Hi Robert:
I am attaching an e-mail I received from Davis Bothe on this topic. By the way he has read some of your responses on isixsigma and said that you were “quite knowledgeable and experienced in many statistical methods”!
Regards,John
The issue you raise about non-normal distributions is an important one, especially when dealing with small sample sizes (throughout the following discussion, I am assuming the data came from a process that is in statistical control because even just one out-of-control reading in a small sample will greatly influence the apparent shape of the distribution).
I don’t think defaulting to the minimum and maximum values of the data set for the .135 and 99.865 percentiles is a good idea. Doing so would produce an artificially high estimate of process capability because the measurement associated with the .135 percentile would be located much farther below the minimum measurement of the data set and the “true” 99.865 percentile would be much greater than the maximum value of the data set.
For example, in a sample of 30, the smallest measurement would be assigned a percentage plot point of around 2 percent (depending on how you assign percentages). This point represents the 2.00 percentile (x2.00), which is associated with a much higher measurement value than that associated with the .135 percentile (x.135).
The largest measurement would be assigned a percentage plot point of somewhere around 98 percent. This point represents the 98.00 percentile (x98.00), which would be associated with a lower measurement than that associated with the 99.865 percentile (x99.865).
The difference between x98.00 and x2.00 will therefore be much smaller than the difference between x99.865 and x.135. Thus, the Equivalent Pp index using the first difference will be much larger than the one computed with the second difference.
Equivalent Pp = (USL – LSL) / (x98.00 – x2.00) is greater than
Equivalent Pp = (USL – LSL) / (x99.865 – x.135)
So I think it would be best to avoid this approach as it produces overly optimistic results.

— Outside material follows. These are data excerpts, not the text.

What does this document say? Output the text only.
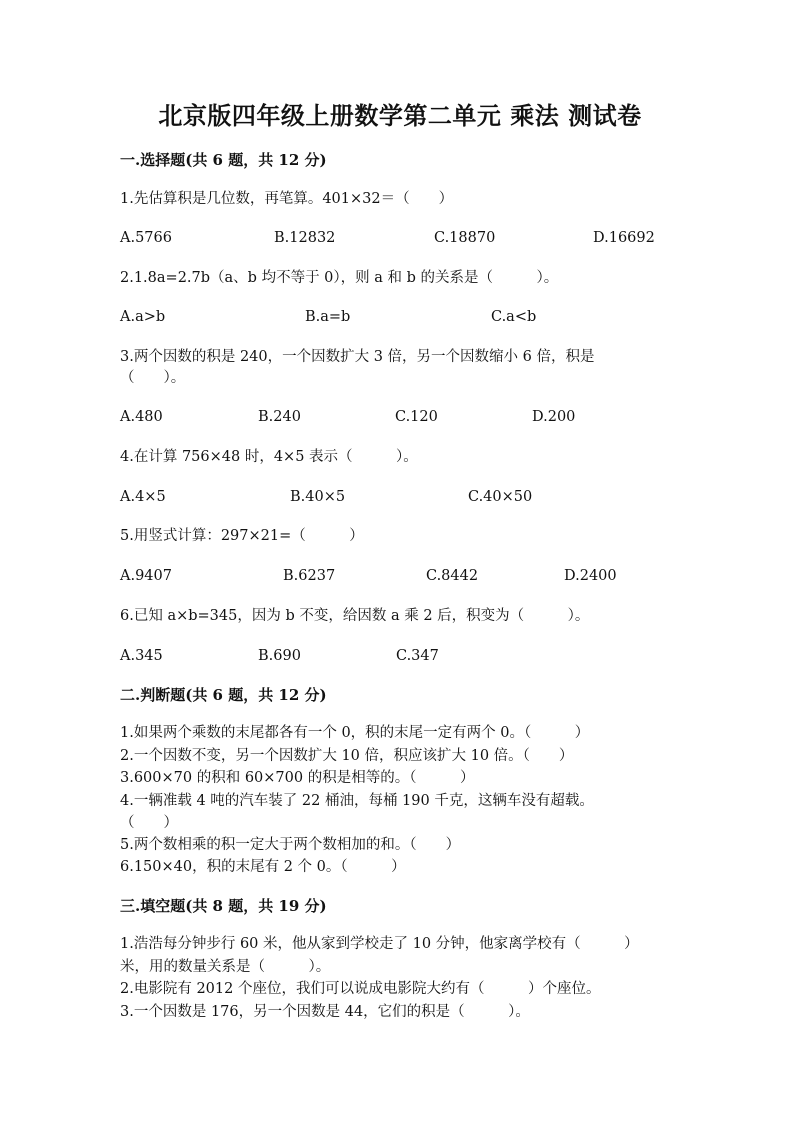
北京版四年级上册数学第二单元 乘法 测试卷
一.选择题(共 6 题，共 12 分)
1.先估算积是几位数，再笔算。401×32＝（　　）
A.5766	B.12832	C.18870	D.16692
2.1.8a=2.7b（a、b 均不等于 0），则 a 和 b 的关系是（　　　）。
A.a>b	B.a=b	C.a<b
3.两个因数的积是 240，一个因数扩大 3 倍，另一个因数缩小 6 倍，积是
（　　）。
A.480	B.240	C.120	D.200
4.在计算 756×48 时，4×5 表示（　　　）。
A.4×5	B.40×5	C.40×50
5.用竖式计算：297×21=（　　　）
A.9407	B.6237	C.8442	D.2400
6.已知 a×b=345，因为 b 不变，给因数 a 乘 2 后，积变为（　　　）。
A.345	B.690	C.347
二.判断题(共 6 题，共 12 分)
1.如果两个乘数的末尾都各有一个 0，积的末尾一定有两个 0。（　　　）
2.一个因数不变，另一个因数扩大 10 倍，积应该扩大 10 倍。（　　）
3.600×70 的积和 60×700 的积是相等的。（　　　）
4.一辆准载 4 吨的汽车装了 22 桶油，每桶 190 千克，这辆车没有超载。
（　　）
5.两个数相乘的积一定大于两个数相加的和。（　　）
6.150×40，积的末尾有 2 个 0。（　　　）
三.填空题(共 8 题，共 19 分)
1.浩浩每分钟步行 60 米，他从家到学校走了 10 分钟，他家离学校有（　　　）
米，用的数量关系是（　　　）。
2.电影院有 2012 个座位，我们可以说成电影院大约有（　　　）个座位。
3.一个因数是 176，另一个因数是 44，它们的积是（　　　）。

So what would be better? I recommend fitting a curve through the points and extrapolating out to the .135 and 99.865 percentiles. However, this can be difficult when there are few measurements. First, there should be at least 6 different measurement values in the sample. Often, with a highly capable process and a typical gage (15% R&R), most measurements will be identical. For a sample size of 30, I have seen 6 repeated readings of the smallest reading, 19 of the middle reading, and 5 of the largest reading. With only three distinct measurement values, it is impossible to use curve fitting or NOPP.
Second, with really small sample sizes (less than 20), you must extrapolate quite a distance from the first plotted point down to the .135 percentile and quite a ways from the last plotted point to 99.865 percentile. This presents an opportunity for a sizable error in the accuracy of the extrapolation. However, I believe this error would always be less than that of using the smallest value as an estimate of the .135 percentile. This method is always wrong whereas the extrapolation method might produce the correct value.
You had asked about my preference between using the last two plot points for the extrapolation or relying on a smoothing technique. I would prefer the smoothing technique as this approach takes into consideration all of the plot points. If there is any type of curvature in the line fitted through the plot points (which there will be since we are talking about non-normal distributions), then this method would extend a curved line out to estimate the .135 and 99.865 percentiles.
The “last-two-points” method will always extend a straight line out to the .135 and 99.865 percentiles (through any two points, there exists a straight line). Because we are dealing with non-normal distributions, we know a straight line is not the best way to extrapolate. Thus, the smoothing approach will produce better estimates.
One note of caution: be careful of using a purely automated approach. Its always best to look at the data for each process rather than relying solely on an automated computerized analysis.